Ville luttait pour respirer, en proie à une crise d'asthme. La voix de Mige lui parvint finalement, le faisant reprendre quelque peu ses esprits, noyés sous toutes ses pensées.
« Raya et Luna... Nous avions tout les deux notre prénom favoris si nous avions une fille. Nous n'aurons pas à nous mettre d'accord sur un seul...
_Mais...et si... ?
» Mige hésitait, mais Ville avait compris. L'idée de perdre un petit être une fois de plus lui était inacceptable.

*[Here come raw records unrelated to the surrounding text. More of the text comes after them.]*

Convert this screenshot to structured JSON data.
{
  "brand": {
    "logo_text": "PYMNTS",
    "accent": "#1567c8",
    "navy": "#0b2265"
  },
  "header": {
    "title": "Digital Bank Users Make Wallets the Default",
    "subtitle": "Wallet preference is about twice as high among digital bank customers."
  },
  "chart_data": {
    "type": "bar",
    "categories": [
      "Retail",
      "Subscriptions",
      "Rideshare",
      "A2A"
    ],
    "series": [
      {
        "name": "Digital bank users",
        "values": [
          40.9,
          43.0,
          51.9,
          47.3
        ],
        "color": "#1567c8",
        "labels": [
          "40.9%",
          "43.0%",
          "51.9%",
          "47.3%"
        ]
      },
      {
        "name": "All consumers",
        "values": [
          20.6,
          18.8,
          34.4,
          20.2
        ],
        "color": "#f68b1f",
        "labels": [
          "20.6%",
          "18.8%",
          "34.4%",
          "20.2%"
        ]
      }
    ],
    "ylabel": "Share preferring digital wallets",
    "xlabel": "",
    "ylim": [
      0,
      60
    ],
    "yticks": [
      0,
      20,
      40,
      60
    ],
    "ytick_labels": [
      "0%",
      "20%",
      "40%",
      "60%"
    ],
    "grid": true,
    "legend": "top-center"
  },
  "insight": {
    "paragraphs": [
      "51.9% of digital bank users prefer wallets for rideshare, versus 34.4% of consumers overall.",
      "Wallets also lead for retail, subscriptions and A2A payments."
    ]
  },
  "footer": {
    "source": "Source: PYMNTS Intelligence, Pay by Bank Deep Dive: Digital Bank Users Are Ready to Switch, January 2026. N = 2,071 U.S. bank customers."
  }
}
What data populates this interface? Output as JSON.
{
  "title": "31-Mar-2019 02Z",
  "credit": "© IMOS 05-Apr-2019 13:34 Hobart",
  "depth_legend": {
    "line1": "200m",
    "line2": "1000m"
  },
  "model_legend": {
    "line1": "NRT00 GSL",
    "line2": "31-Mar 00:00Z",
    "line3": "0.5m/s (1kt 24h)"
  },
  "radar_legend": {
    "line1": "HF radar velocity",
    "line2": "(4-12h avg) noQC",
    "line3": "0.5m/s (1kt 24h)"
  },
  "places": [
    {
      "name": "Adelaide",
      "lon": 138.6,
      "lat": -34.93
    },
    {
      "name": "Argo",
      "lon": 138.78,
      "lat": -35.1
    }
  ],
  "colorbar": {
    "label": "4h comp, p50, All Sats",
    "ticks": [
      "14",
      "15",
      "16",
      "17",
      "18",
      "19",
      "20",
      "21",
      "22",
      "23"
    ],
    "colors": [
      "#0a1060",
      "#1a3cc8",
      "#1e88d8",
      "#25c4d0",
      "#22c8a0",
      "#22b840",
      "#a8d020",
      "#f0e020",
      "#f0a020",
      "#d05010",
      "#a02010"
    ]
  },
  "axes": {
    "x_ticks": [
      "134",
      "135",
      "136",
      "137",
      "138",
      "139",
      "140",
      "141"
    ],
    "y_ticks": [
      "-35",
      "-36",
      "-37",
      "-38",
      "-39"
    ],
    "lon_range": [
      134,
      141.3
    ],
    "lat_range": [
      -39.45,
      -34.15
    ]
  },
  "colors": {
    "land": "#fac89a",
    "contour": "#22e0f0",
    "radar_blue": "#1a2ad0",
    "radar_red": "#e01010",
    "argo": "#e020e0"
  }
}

Il s'était battu contre lui-même, contre ses peurs et ses questions, contre le sort même pour en arriver là, et il ne reculerait pas maintenant.
« Je me fous du temps et de l'argent que ça prendra. Je me fiche d'avoir à aller chercher moi-même les meilleurs médecins à l'autre bout de la planète. Je suis déterminé à aller au bout. Elles vivront, quoi que ça me coûte. ».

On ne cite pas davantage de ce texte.